`M(OH)_x` has a `K_(sp)` or `4xx10^(-9)` and its is solubility is `10^(-3)` M. The value of x is

To solve the problem, we need to determine the value of \( x \) in the compound \( M(OH)_x \) given its solubility and \( K_{sp} \). ### Step-by-Step Solution: 1. **Understanding the Dissociation:** The compound \( M(OH)_x \) dissociates in water as follows: \[ M(OH)_x \rightleftharpoons M^x + xOH^- \] Here, \( M \) is the metal cation and \( OH^- \) is the hydroxide ion. 2. **Setting Up the Solubility:** Let the solubility of \( M(OH)_x \) be \( S = 10^{-3} \) M. When it dissolves, it produces \( x \) moles of \( OH^- \) ions for every mole of \( M(OH)_x \) that dissolves.
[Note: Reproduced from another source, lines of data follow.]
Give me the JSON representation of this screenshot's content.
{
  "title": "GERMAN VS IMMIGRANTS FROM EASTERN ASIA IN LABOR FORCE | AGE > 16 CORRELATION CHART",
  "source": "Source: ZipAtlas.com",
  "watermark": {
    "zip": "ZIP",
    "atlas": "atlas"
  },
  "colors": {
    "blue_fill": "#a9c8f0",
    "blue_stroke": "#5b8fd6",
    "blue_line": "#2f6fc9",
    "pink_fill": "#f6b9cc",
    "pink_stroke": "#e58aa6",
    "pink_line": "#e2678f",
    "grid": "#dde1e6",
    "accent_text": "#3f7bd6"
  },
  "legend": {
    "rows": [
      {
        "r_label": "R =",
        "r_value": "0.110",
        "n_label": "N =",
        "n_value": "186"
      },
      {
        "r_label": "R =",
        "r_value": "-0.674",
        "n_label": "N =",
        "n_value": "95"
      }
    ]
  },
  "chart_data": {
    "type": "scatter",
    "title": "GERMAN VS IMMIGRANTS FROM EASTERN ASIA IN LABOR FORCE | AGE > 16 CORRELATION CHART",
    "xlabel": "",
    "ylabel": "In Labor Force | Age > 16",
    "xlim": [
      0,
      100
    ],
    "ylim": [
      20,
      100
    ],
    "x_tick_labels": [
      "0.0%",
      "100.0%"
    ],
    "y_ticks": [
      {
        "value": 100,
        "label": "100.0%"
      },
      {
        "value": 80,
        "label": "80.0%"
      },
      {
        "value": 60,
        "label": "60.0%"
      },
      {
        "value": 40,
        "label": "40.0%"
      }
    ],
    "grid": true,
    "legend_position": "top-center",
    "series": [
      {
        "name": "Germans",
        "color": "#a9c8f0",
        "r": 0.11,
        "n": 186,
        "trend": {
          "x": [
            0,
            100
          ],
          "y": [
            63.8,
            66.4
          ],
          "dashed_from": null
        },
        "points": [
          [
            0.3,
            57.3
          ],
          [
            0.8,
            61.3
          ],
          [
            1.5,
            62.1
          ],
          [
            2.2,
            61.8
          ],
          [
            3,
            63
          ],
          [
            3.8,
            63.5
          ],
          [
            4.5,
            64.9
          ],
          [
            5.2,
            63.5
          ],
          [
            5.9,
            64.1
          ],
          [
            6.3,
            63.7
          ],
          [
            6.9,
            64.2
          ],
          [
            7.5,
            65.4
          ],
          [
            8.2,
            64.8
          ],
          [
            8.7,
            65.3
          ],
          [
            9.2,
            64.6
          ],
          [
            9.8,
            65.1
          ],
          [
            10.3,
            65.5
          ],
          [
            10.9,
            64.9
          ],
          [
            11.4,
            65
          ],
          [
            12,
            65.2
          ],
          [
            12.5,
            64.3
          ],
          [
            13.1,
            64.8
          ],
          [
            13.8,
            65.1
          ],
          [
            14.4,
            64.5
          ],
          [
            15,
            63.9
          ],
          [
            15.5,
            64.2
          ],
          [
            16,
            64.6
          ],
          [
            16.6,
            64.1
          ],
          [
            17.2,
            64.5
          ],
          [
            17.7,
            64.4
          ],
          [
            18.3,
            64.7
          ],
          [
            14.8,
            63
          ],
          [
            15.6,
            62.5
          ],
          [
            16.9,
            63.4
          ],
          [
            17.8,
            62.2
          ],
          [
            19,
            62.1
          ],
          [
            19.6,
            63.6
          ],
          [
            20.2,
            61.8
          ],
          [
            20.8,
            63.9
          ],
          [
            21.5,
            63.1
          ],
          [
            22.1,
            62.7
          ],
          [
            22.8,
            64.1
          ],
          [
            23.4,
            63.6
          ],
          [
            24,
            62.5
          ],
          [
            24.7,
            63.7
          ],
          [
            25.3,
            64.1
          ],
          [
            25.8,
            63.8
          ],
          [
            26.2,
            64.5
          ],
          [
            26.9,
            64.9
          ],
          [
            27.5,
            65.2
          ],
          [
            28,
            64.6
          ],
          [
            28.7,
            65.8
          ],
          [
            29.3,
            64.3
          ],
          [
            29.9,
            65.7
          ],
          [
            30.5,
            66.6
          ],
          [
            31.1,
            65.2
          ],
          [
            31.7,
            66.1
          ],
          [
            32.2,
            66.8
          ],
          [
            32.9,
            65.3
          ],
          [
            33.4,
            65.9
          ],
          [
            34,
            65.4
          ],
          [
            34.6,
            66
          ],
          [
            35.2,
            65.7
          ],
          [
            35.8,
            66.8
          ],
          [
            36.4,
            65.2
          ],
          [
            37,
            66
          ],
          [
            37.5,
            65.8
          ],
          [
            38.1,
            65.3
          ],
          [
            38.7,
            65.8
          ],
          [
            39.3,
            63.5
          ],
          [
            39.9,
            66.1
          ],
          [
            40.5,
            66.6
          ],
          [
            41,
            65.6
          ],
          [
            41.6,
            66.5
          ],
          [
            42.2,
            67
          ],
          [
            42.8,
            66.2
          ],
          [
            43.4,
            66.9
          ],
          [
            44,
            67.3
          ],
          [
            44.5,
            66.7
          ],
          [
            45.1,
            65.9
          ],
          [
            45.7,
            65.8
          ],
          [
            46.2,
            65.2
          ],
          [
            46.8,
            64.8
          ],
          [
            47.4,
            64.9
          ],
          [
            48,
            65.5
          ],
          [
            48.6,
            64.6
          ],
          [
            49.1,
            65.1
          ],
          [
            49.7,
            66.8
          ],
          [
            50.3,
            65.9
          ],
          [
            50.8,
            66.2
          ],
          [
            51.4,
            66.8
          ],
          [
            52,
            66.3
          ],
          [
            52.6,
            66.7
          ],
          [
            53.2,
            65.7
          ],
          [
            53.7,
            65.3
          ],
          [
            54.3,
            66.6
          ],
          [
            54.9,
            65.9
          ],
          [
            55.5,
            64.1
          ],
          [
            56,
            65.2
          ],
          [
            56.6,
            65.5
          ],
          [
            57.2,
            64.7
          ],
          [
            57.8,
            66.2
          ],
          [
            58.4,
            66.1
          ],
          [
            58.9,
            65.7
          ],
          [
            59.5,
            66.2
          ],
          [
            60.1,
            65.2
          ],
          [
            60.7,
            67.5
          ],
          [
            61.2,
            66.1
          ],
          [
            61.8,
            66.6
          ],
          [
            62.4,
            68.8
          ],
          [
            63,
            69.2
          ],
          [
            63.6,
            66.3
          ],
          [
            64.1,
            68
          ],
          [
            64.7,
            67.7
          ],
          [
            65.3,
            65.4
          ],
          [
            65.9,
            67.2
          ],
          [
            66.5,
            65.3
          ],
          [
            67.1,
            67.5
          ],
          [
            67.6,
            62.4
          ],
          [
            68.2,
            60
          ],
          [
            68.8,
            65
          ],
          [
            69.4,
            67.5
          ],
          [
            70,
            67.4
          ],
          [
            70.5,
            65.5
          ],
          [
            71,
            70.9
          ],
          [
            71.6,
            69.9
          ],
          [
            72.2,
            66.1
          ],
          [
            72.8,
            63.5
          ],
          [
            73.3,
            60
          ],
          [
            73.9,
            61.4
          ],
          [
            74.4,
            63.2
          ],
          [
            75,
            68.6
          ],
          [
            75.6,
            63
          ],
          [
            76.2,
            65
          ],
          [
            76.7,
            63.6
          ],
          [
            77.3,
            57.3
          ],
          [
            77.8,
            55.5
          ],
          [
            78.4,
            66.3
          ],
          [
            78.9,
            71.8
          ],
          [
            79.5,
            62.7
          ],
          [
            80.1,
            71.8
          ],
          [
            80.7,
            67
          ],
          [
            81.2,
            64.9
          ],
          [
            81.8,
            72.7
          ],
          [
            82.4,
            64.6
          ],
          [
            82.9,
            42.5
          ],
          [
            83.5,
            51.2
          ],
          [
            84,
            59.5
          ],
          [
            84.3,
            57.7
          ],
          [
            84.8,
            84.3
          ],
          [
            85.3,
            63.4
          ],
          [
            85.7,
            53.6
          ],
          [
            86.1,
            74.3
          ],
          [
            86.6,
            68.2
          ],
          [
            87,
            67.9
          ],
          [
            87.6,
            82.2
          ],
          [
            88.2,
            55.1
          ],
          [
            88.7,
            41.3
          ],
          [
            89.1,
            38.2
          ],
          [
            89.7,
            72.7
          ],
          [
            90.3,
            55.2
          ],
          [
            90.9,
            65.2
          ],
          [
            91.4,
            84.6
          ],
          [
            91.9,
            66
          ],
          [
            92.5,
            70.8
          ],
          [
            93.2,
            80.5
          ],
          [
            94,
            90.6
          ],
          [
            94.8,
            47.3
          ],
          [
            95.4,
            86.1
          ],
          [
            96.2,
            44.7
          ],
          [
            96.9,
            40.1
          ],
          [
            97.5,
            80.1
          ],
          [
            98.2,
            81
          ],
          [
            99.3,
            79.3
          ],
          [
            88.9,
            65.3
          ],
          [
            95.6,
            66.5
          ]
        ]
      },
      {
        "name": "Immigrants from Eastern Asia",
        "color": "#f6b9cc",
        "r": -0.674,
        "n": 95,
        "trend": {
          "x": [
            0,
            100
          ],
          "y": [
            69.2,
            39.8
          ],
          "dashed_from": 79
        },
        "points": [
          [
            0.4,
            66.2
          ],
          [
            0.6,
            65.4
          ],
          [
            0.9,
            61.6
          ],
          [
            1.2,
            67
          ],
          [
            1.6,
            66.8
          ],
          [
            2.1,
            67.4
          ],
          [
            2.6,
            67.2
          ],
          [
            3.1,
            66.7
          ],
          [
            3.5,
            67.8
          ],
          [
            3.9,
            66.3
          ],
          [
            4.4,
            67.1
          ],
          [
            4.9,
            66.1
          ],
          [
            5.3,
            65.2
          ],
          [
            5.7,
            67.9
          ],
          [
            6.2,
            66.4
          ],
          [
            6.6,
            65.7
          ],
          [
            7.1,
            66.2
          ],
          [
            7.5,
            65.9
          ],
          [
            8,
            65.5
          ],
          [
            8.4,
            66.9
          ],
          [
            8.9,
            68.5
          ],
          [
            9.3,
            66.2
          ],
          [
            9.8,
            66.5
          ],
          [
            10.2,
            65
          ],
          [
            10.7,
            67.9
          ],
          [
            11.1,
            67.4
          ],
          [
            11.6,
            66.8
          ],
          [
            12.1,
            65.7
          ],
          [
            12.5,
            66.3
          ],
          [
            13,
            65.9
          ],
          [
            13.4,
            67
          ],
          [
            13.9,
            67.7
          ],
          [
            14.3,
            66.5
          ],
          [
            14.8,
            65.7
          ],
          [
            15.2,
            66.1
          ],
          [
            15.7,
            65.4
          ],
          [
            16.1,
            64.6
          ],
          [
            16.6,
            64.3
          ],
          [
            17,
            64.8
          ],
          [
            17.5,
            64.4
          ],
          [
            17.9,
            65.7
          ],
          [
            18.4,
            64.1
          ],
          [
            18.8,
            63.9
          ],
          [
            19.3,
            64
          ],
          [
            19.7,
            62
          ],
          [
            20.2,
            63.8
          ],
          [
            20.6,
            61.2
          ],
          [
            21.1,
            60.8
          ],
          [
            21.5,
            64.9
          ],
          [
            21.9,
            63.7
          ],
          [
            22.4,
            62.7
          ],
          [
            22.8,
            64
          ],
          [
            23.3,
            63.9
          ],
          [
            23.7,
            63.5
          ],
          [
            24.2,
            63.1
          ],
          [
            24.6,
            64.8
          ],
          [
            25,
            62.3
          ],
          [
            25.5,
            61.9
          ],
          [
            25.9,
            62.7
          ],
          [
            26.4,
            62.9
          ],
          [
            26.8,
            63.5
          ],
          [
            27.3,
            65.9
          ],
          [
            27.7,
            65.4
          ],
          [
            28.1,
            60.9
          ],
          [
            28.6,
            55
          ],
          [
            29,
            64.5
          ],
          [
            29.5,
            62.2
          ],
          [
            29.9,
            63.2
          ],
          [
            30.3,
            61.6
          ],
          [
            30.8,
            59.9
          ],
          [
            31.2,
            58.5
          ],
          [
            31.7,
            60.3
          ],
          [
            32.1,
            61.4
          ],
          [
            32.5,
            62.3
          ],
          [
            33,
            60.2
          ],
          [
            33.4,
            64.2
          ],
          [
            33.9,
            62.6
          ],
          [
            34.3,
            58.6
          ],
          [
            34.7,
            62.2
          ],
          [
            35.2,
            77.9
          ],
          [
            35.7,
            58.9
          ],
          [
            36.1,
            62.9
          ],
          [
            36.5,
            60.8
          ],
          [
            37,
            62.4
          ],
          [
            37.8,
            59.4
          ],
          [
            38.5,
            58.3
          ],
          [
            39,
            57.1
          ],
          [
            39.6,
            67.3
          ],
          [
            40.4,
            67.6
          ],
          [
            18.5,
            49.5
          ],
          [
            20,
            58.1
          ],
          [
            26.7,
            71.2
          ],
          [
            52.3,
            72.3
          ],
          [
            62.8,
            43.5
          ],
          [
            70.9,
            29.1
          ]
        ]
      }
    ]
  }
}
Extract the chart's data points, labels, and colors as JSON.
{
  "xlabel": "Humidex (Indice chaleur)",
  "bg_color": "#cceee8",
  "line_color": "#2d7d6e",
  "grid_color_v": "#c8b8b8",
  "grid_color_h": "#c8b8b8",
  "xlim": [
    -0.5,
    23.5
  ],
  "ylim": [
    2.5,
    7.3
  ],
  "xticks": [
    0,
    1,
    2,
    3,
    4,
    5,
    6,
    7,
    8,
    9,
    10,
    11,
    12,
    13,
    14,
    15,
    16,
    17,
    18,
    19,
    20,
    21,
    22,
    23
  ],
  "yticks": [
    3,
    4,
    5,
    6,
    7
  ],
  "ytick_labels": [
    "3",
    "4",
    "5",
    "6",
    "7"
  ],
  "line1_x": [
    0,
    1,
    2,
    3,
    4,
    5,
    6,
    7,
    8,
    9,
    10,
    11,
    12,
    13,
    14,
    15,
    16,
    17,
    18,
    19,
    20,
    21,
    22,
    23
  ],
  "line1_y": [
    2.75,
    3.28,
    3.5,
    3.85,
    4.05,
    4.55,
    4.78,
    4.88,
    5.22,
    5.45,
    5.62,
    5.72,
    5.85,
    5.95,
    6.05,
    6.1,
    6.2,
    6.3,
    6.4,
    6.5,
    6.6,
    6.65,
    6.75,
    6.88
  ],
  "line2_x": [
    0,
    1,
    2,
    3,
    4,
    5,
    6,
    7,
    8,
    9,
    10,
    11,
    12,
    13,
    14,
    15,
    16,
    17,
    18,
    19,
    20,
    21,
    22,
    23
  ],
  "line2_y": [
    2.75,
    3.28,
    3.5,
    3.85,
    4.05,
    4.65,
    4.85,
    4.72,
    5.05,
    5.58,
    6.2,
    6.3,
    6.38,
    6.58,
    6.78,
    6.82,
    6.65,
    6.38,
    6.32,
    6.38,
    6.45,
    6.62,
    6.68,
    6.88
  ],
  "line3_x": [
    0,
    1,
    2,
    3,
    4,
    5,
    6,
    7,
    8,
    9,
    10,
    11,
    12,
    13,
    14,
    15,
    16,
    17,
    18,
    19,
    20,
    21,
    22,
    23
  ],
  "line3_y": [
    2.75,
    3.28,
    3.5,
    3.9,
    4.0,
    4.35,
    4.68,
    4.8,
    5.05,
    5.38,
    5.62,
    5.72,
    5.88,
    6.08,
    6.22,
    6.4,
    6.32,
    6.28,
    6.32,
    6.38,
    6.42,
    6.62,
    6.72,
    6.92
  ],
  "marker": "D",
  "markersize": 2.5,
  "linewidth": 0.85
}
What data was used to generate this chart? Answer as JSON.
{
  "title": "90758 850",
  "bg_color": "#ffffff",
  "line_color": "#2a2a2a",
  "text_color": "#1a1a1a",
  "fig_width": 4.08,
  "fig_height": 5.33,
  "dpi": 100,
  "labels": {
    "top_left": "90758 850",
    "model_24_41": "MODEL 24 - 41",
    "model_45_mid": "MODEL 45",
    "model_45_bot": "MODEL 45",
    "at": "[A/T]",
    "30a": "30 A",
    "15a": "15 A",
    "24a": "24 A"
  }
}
Therefore, the concentration of \( M^x \) will be \( S \) and the concentration of \( OH^- \) will be \( xS \). 3. **Expressing \( K_{sp} \):** The solubility product constant \( K_{sp} \) is given by: \[ K_{sp} = [M^x][OH^-]^x \] Substituting the concentrations: \[ K_{sp} = S \cdot (xS)^x \] This simplifies to: \[ K_{sp} = S \cdot x^x \cdot S^x = S^{x+1} \cdot x^x \] 4. **Substituting Known Values:** Given \( K_{sp} = 4 \times 10^{-9} \) and \( S = 10^{-3} \): \[ 4 \times 10^{-9} = (10^{-3})^{x+1} \cdot x^x \] 5. **Simplifying the Equation:** \[ 4 \times 10^{-9} = 10^{-3(x+1)} \cdot x^x \] To isolate \( x^x \), we can express \( 10^{-9} \) as \( 10^{-3(x+1)} \): \[ 10^{-3(x+1)} = 4 \times 10^{-9} \] This gives us: \[ -3(x+1) = -9 \implies 3(x+1) = 9 \implies x + 1 = 3 \implies x = 2 \] 6. **Final Verification:** We can verify by substituting \( x = 2 \) back into the equation: \[ K_{sp} = (10^{-3})^{2+1} \cdot 2^2 = (10^{-3})^3 \cdot 4 = 10^{-9} \cdot 4 = 4 \times 10^{-9} \] This confirms our solution is correct. ### Conclusion: The value of \( x \) is \( 2 \).